创建索引是需要ElasticSearch Master节点参与的,因此TransportCreateIndexAction继承了TransportMasterNodeAction,而创建索引的具体操作由实例属性MetaDataCreateIndexService完成。
/**
* Create index action.
*/
public class TransportCreateIndexAction extends TransportMasterNodeAction<CreateIndexRequest, CreateIndexResponse> {
//
private final MetaDataCreateIndexService createIndexService;
在MetaDataCreateIndexService.createIndex(...)
调用onlyCreateIndex方法执行创建索引操作。
public void createIndex(...)
{
onlyCreateIndex(request, ActionListener.wrap(response -> {
if (response.isAcknowledged()) {
activeShardsObserver.waitForActiveShards
}
Creates an index in the cluster state and waits for the specified number of shard copies to become active as specified in CreateIndexClusterStateUpdateRequest#waitForActiveShards()before sending the response on the listener.

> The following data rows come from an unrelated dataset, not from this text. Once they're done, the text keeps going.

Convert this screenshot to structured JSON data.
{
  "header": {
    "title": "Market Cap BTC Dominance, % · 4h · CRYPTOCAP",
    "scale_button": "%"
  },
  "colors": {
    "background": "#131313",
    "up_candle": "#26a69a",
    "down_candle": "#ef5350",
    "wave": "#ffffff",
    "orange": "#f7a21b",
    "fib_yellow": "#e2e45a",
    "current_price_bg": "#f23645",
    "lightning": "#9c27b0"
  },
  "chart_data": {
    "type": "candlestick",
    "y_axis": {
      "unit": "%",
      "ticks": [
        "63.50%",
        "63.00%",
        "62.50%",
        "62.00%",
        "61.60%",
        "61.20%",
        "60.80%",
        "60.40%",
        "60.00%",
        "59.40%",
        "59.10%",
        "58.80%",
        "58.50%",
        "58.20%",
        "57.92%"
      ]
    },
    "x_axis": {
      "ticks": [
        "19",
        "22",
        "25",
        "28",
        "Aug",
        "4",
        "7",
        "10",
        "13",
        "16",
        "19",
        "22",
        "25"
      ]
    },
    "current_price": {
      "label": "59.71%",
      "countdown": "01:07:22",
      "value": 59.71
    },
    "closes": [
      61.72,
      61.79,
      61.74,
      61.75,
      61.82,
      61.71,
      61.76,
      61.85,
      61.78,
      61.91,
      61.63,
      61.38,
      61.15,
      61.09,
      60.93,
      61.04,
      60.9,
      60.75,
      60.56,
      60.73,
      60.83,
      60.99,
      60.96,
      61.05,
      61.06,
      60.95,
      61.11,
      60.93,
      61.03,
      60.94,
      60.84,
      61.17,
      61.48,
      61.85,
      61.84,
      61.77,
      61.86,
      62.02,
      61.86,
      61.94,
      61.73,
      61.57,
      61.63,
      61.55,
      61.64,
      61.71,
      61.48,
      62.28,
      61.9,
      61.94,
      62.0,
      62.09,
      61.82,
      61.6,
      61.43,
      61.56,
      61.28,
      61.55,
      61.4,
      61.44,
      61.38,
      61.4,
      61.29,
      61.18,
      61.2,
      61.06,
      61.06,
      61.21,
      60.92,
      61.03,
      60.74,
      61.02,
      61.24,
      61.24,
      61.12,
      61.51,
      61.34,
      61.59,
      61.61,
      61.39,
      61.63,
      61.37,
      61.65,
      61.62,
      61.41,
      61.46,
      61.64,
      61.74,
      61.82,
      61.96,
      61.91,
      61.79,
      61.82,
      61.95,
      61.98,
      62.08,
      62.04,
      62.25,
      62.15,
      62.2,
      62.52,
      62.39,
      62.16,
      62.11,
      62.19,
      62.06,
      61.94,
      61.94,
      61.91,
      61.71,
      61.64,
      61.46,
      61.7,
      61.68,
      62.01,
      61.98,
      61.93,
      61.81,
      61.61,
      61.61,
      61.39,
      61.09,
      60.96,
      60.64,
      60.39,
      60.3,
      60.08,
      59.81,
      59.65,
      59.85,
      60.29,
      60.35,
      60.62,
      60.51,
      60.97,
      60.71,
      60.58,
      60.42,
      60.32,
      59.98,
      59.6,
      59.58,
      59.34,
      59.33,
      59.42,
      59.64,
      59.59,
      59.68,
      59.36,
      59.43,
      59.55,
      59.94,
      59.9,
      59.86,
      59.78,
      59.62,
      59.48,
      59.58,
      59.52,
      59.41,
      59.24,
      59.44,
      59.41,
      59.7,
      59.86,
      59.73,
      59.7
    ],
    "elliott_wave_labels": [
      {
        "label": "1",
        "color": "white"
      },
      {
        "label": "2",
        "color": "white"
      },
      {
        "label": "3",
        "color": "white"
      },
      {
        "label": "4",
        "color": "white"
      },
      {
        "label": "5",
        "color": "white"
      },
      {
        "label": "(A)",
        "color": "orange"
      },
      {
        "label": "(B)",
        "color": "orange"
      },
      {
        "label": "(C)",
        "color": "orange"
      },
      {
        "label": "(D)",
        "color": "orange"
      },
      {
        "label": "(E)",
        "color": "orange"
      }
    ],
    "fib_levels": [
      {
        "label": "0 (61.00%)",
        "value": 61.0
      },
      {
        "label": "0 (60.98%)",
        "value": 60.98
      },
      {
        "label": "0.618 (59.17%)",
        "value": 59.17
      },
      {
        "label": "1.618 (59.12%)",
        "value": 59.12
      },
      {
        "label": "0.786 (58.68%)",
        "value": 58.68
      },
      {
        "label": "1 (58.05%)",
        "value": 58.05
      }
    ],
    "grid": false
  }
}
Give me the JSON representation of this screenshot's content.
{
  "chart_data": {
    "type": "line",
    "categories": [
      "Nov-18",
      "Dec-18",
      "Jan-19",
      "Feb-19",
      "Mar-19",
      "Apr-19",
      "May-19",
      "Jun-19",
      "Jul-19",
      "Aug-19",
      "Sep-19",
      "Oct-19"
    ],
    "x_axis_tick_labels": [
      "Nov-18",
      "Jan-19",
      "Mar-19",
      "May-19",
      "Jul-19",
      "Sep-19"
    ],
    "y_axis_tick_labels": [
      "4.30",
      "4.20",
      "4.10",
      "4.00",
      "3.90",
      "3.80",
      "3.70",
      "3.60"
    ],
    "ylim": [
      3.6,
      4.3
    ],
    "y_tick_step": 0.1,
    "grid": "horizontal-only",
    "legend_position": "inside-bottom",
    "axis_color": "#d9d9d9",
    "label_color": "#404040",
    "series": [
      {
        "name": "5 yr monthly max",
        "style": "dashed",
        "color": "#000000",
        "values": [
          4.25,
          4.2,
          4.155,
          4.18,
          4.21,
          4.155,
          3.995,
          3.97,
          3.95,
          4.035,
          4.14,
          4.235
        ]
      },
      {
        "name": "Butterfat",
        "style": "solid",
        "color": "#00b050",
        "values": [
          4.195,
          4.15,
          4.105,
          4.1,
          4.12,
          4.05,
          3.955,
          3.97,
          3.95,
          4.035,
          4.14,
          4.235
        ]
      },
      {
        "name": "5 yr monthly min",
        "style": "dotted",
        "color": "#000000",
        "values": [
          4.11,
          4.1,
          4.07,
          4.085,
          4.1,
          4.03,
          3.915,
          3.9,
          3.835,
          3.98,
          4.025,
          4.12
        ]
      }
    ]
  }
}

创建索引需要检查 Active shards,默认情况下:只要Primary Shard是Active的,就可以创建索引。如果Active shards未达到指定的数目,则会创建索引请求会阻塞,直到集群中Active shards恢复到指定数目或者超时返回。可参考:ActiveShardsObserver#waitForActiveShards(...)
方法。
索引的创建封装在org.elasticsearch.cluster.metadata.MetaDataCreateIndexService.IndexCreationTask#IndexCreationTask
对象中,最终由具有优先级任务队列的线程池PrioritizedEsThreadPoolExecutor执行。
创建索引这样的操作需要通知到集群中各个节点,修改集群的状态,因此IndexCreationTask继承了AckedClusterStateUpdateTask。

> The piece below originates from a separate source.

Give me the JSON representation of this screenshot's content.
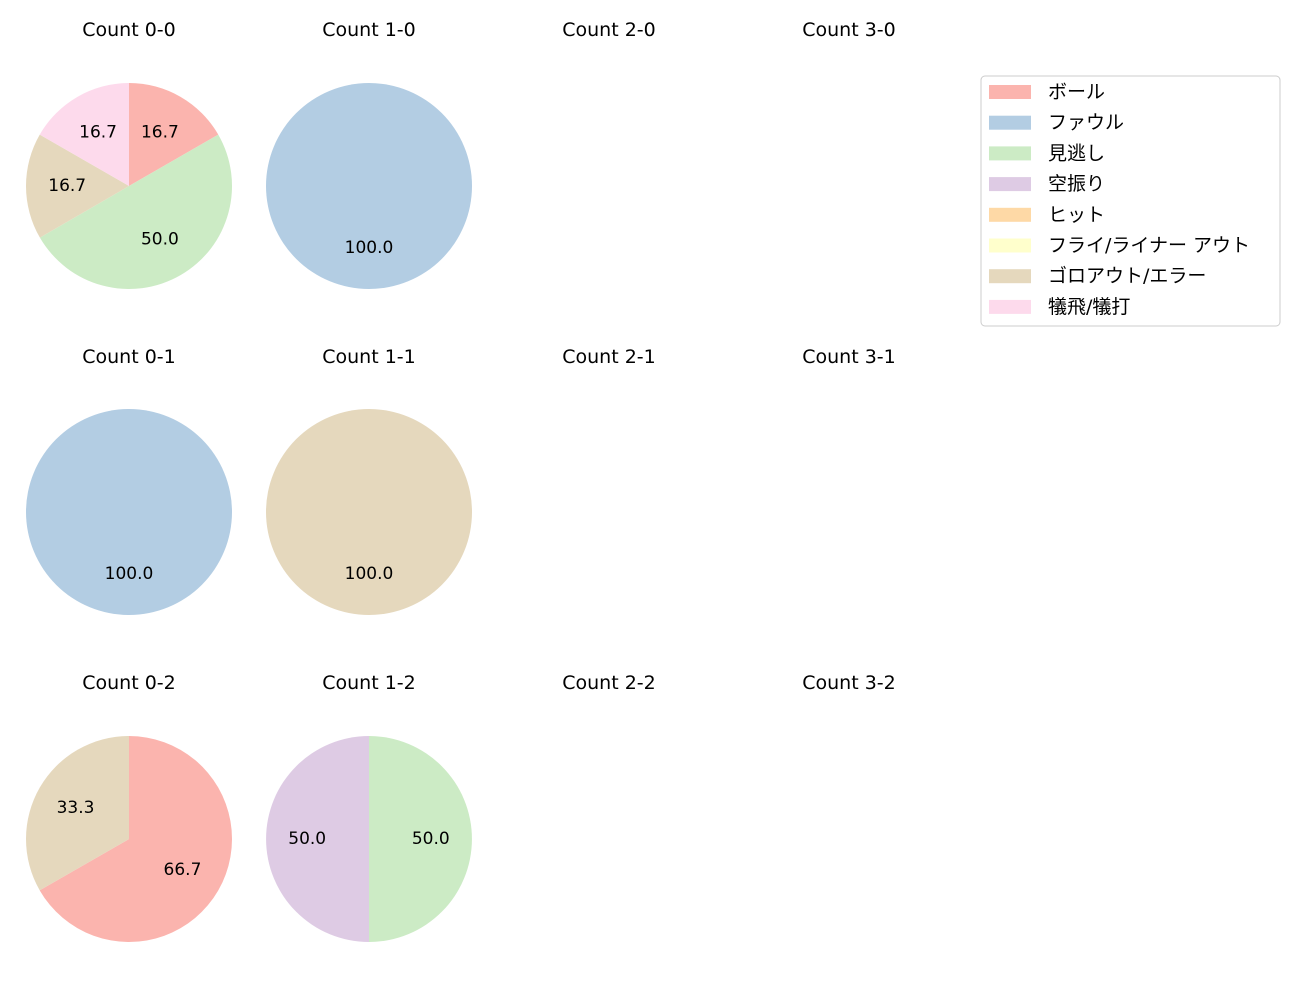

在MetaDataCreateIndexService#onlyCreateIndex(...)
提交IndexCreationTask。
clusterService.submitStateUpdateTask("create-index [" + request.index() + "], cause [" + request.cause() + "]",
new IndexCreationTask(logger, allocationService, request, listener, indicesService, aliasValidator, xContentRegistry, settings,
this::validate));
跟踪submitStateUpdateTasks(...)调用栈,在org.elasticsearch.cluster.service.MasterService#submitStateUpdateTasks(...)

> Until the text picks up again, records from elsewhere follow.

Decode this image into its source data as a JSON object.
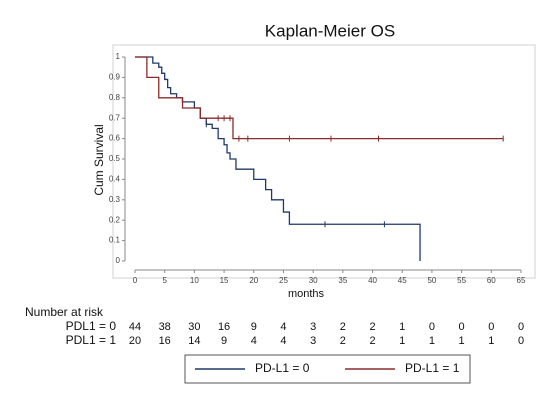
{
  "chart_data": {
    "type": "kaplan-meier",
    "title": "Kaplan-Meier OS",
    "xlabel": "months",
    "ylabel": "Cum Survival",
    "xlim": [
      0,
      65
    ],
    "ylim": [
      0,
      1
    ],
    "xticks": [
      0,
      5,
      10,
      15,
      20,
      25,
      30,
      35,
      40,
      45,
      50,
      55,
      60,
      65
    ],
    "yticks": [
      0,
      0.1,
      0.2,
      0.3,
      0.4,
      0.5,
      0.6,
      0.7,
      0.8,
      0.9,
      1
    ],
    "series": [
      {
        "name": "PD-L1 = 0",
        "color": "#1f3a68",
        "x": [
          0,
          3,
          4,
          4.5,
          5,
          5.5,
          6,
          7,
          8,
          10,
          11,
          12,
          13,
          14,
          15,
          15.5,
          16,
          17,
          20,
          22,
          23,
          25,
          26,
          48
        ],
        "values": [
          1,
          0.97,
          0.95,
          0.92,
          0.89,
          0.85,
          0.82,
          0.8,
          0.78,
          0.75,
          0.7,
          0.67,
          0.65,
          0.6,
          0.57,
          0.53,
          0.5,
          0.45,
          0.4,
          0.35,
          0.3,
          0.24,
          0.18,
          0
        ],
        "censored": [
          12,
          32,
          42
        ]
      },
      {
        "name": "PD-L1 = 1",
        "color": "#8b2b2b",
        "x": [
          0,
          2,
          4,
          8,
          11,
          16.5,
          62
        ],
        "values": [
          1,
          0.9,
          0.8,
          0.75,
          0.7,
          0.6,
          0.6
        ],
        "censored": [
          14,
          15,
          16,
          17.5,
          19,
          26,
          33,
          41,
          62
        ]
      }
    ],
    "risk_table": {
      "title": "Number at risk",
      "rows": [
        {
          "label": "PDL1 = 0",
          "values": [
            44,
            38,
            30,
            16,
            9,
            4,
            3,
            2,
            2,
            1,
            0,
            0,
            0,
            0
          ]
        },
        {
          "label": "PDL1 = 1",
          "values": [
            20,
            16,
            14,
            9,
            4,
            4,
            3,
            2,
            2,
            1,
            1,
            1,
            1,
            0
          ]
        }
      ]
    }
  }
}
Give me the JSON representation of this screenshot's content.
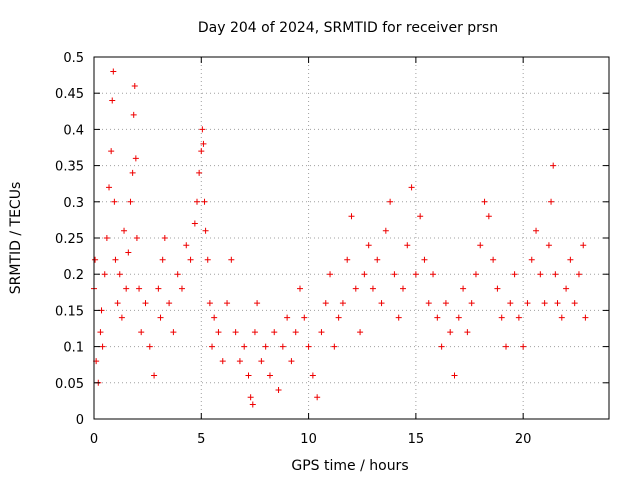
{
  "chart_data": {
    "type": "scatter",
    "title": "Day 204 of 2024, SRMTID for receiver prsn",
    "xlabel": "GPS time / hours",
    "ylabel": "SRMTID / TECUs",
    "xlim": [
      0,
      24
    ],
    "ylim": [
      0,
      0.5
    ],
    "xticks": [
      0,
      5,
      10,
      15,
      20
    ],
    "xtick_labels": [
      "0",
      "5",
      "10",
      "15",
      "20"
    ],
    "yticks": [
      0,
      0.05,
      0.1,
      0.15,
      0.2,
      0.25,
      0.3,
      0.35,
      0.4,
      0.45,
      0.5
    ],
    "ytick_labels": [
      "0",
      "0.05",
      "0.1",
      "0.15",
      "0.2",
      "0.25",
      "0.3",
      "0.35",
      "0.4",
      "0.45",
      "0.5"
    ],
    "grid": true,
    "marker": "+",
    "marker_color": "#ee0000",
    "series": [
      {
        "name": "SRMTID",
        "x": [
          0.0,
          0.05,
          0.1,
          0.2,
          0.3,
          0.35,
          0.4,
          0.5,
          0.6,
          0.7,
          0.8,
          0.85,
          0.9,
          0.95,
          1.0,
          1.1,
          1.2,
          1.3,
          1.4,
          1.5,
          1.6,
          1.7,
          1.8,
          1.85,
          1.9,
          1.95,
          2.0,
          2.1,
          2.2,
          2.4,
          2.6,
          2.8,
          3.0,
          3.1,
          3.2,
          3.3,
          3.5,
          3.7,
          3.9,
          4.1,
          4.3,
          4.5,
          4.7,
          4.8,
          4.9,
          5.0,
          5.05,
          5.1,
          5.15,
          5.2,
          5.3,
          5.4,
          5.5,
          5.6,
          5.8,
          6.0,
          6.2,
          6.4,
          6.6,
          6.8,
          7.0,
          7.2,
          7.3,
          7.4,
          7.5,
          7.6,
          7.8,
          8.0,
          8.2,
          8.4,
          8.6,
          8.8,
          9.0,
          9.2,
          9.4,
          9.6,
          9.8,
          10.0,
          10.2,
          10.4,
          10.6,
          10.8,
          11.0,
          11.2,
          11.4,
          11.6,
          11.8,
          12.0,
          12.2,
          12.4,
          12.6,
          12.8,
          13.0,
          13.2,
          13.4,
          13.6,
          13.8,
          14.0,
          14.2,
          14.4,
          14.6,
          14.8,
          15.0,
          15.2,
          15.4,
          15.6,
          15.8,
          16.0,
          16.2,
          16.4,
          16.6,
          16.8,
          17.0,
          17.2,
          17.4,
          17.6,
          17.8,
          18.0,
          18.2,
          18.4,
          18.6,
          18.8,
          19.0,
          19.2,
          19.4,
          19.6,
          19.8,
          20.0,
          20.2,
          20.4,
          20.6,
          20.8,
          21.0,
          21.2,
          21.3,
          21.4,
          21.5,
          21.6,
          21.8,
          22.0,
          22.2,
          22.4,
          22.6,
          22.8,
          22.9
        ],
        "y": [
          0.18,
          0.22,
          0.08,
          0.05,
          0.12,
          0.15,
          0.1,
          0.2,
          0.25,
          0.32,
          0.37,
          0.44,
          0.48,
          0.3,
          0.22,
          0.16,
          0.2,
          0.14,
          0.26,
          0.18,
          0.23,
          0.3,
          0.34,
          0.42,
          0.46,
          0.36,
          0.25,
          0.18,
          0.12,
          0.16,
          0.1,
          0.06,
          0.18,
          0.14,
          0.22,
          0.25,
          0.16,
          0.12,
          0.2,
          0.18,
          0.24,
          0.22,
          0.27,
          0.3,
          0.34,
          0.37,
          0.4,
          0.38,
          0.3,
          0.26,
          0.22,
          0.16,
          0.1,
          0.14,
          0.12,
          0.08,
          0.16,
          0.22,
          0.12,
          0.08,
          0.1,
          0.06,
          0.03,
          0.02,
          0.12,
          0.16,
          0.08,
          0.1,
          0.06,
          0.12,
          0.04,
          0.1,
          0.14,
          0.08,
          0.12,
          0.18,
          0.14,
          0.1,
          0.06,
          0.03,
          0.12,
          0.16,
          0.2,
          0.1,
          0.14,
          0.16,
          0.22,
          0.28,
          0.18,
          0.12,
          0.2,
          0.24,
          0.18,
          0.22,
          0.16,
          0.26,
          0.3,
          0.2,
          0.14,
          0.18,
          0.24,
          0.32,
          0.2,
          0.28,
          0.22,
          0.16,
          0.2,
          0.14,
          0.1,
          0.16,
          0.12,
          0.06,
          0.14,
          0.18,
          0.12,
          0.16,
          0.2,
          0.24,
          0.3,
          0.28,
          0.22,
          0.18,
          0.14,
          0.1,
          0.16,
          0.2,
          0.14,
          0.1,
          0.16,
          0.22,
          0.26,
          0.2,
          0.16,
          0.24,
          0.3,
          0.35,
          0.2,
          0.16,
          0.14,
          0.18,
          0.22,
          0.16,
          0.2,
          0.24,
          0.14
        ]
      }
    ],
    "annotations": [],
    "legend": "none"
  }
}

方法中lambda map函数 将IndexCreationTask对象转换成可供线程池执行的Runnable任务Batcher.UpdateTask。
public <T> void submitStateUpdateTasks(...,Map<T, ClusterStateTaskListener> tasks,...)
{
try {
List<Batcher.UpdateTask> safeTasks = tasks.entrySet().stream()
.map(e -> taskBatcher.new UpdateTask(config.priority(), source, e.getKey(), safe(e.getValue()), executor))
.collect(Collectors.toList());
//taskBatcher org.elasticsearch.cluster.service.TaskBatcher
taskBatcher.submitTasks(safeTasks, config.timeout());
}
}
//PrioritizedEsThreadPoolExecutor execute(...)提交创建索引任务
public abstract class TaskBatcher {
private final PrioritizedEsThreadPoolExecutor threadExecutor;
public void submitTasks(...){
if (timeout != null) {
threadExecutor.execute(firstTask, timeout, () -> onTimeoutInternal(tasks, timeout));
} else {
threadExecutor.execute(firstTask);
}
}
}
org.elasticsearch.cluster.service.MasterService.Batcher.UpdateTask
的继承关系如下:可以看出它是一个Runnable任务,创建索引操作最终由PrioritizedEsThreadPoolExecutor线程池提交任务执行。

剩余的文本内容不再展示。